原博文出自于: http://blog.fens.me/hadoop-maven-eclipse/ 感谢!
用Maven构建Hadoop项目
,主要介绍Hadoop家族产品,常用的项目包括Hadoop, Hive, Pig, HBase, Sqoop, Mahout, Zookeeper, Avro, Ambari, Chukwa,新增加的项目包括,YARN, Hcatalog, Oozie, Cassandra, Hama, Whirr, Flume, Bigtop, Crunch, Hue等。
从2011年开始,中国进入大数据风起云涌的时代,以Hadoop为代表的家族软件,占据了大数据处理的广阔地盘。开源界及厂商,所有数据软件,无一不向Hadoop靠拢。Hadoop也从小众的高富帅领域,变成了大数据开发的标准。在Hadoop原有技术基础之上,出现了Hadoop家族产品,通过“大数据”概念不断创新,推出科技进步。

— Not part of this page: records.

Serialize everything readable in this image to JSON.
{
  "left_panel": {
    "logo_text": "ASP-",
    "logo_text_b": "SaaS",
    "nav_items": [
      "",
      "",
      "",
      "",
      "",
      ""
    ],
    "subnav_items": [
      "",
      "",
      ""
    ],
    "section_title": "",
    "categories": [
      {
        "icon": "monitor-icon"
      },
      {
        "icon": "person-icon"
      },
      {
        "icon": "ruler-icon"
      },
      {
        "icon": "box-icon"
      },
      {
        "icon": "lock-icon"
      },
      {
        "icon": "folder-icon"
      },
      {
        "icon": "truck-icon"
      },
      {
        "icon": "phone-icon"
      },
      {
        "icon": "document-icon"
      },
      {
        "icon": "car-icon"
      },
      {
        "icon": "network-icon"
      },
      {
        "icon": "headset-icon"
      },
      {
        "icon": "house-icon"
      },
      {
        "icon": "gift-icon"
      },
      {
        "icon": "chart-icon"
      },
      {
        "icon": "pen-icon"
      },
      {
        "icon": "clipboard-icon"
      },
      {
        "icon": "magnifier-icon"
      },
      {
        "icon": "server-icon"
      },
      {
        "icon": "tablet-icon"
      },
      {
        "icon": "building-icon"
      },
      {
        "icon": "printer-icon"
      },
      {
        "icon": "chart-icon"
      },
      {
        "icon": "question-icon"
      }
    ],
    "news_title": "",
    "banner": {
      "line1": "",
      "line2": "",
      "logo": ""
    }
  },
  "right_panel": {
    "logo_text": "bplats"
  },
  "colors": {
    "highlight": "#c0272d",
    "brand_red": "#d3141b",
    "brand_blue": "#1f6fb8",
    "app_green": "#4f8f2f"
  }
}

作为IT界的开发人员,我们也要跟上节奏,抓住机遇,跟着Hadoop一起雄起!
关于作者:
- 张丹(Conan), 程序员Java,R,PHP,Javascript
- weibo:@Conan_Z
- blog:
- email: bsspirit@gmail.com
转载请注明出处:
前言
Hadoop的MapReduce环境是一个复杂的编程环境,所以我们要尽可能地简化构建MapReduce项目的过程。Maven是一个很不错的自动化项目构建工具,通过Maven来帮助我们从复杂的环境配置中解脱出来,从而标准化开发过程。所以,写MapReduce之前,让我们先花点时间把刀磨快!!当然,除了Maven还有其他的选择Gradle(推荐), Ivy….

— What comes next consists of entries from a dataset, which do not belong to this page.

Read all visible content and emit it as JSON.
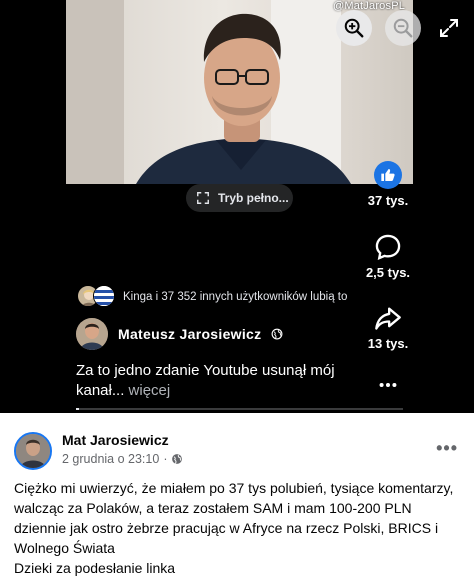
{
  "video": {
    "watermark": "@MatJarosPL",
    "fullscreen_label": "Tryb pełno...",
    "progress": 0.01
  },
  "actions": {
    "likes_count": "37 tys.",
    "comments_count": "2,5 tys.",
    "shares_count": "13 tys."
  },
  "reel": {
    "likers_text": "Kinga i 37 352 innych użytkowników lubią to",
    "author": "Mateusz Jarosiewicz",
    "caption": "Za to jedno zdanie Youtube usunął mój kanał...",
    "caption_more": "więcej"
  },
  "post": {
    "author": "Mat Jarosiewicz",
    "date": "2 grudnia o 23:10",
    "separator": "·",
    "more_label": "•••",
    "paragraph_1": "Ciężko mi uwierzyć, że miałem po 37 tys polubień, tysiące komentarzy, walcząc za Polaków, a teraz zostałem SAM i mam 100-200 PLN dziennie jak ostro żebrze pracując w Afryce na rzecz Polski, BRICS i Wolnego Świata",
    "paragraph_2": "Dzieki za podesłanie linka"
  },
  "colors": {
    "accent": "#1877f2",
    "like_blue": "#1b74e4",
    "reel_bg": "#000000"
  },
  "icons": [
    "zoom-in-icon",
    "zoom-out-icon",
    "expand-icon",
    "fullscreen-icon",
    "like-icon",
    "comment-icon",
    "share-icon",
    "more-icon",
    "globe-icon"
  ]
}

后面将会有介绍几篇MapReduce开发的文章,都要依赖于本文中Maven的构建的MapReduce环境。
目录
- Maven介绍
- Maven安装(win)
- Hadoop开发环境介绍
- 用Maven构建Hadoop环境
- MapReduce程序开发
- 模板项目上传github
1. Maven介绍
Apache Maven,是一个Java的项目管理及自动构建工具,由Apache软件基金会所提供。基于项目对象模型(缩写:POM)概念,Maven利用一个中央信息片断能管理一个项目的构建、报告和文档等步骤。曾是Jakarta项目的子项目,现为独立Apache项目。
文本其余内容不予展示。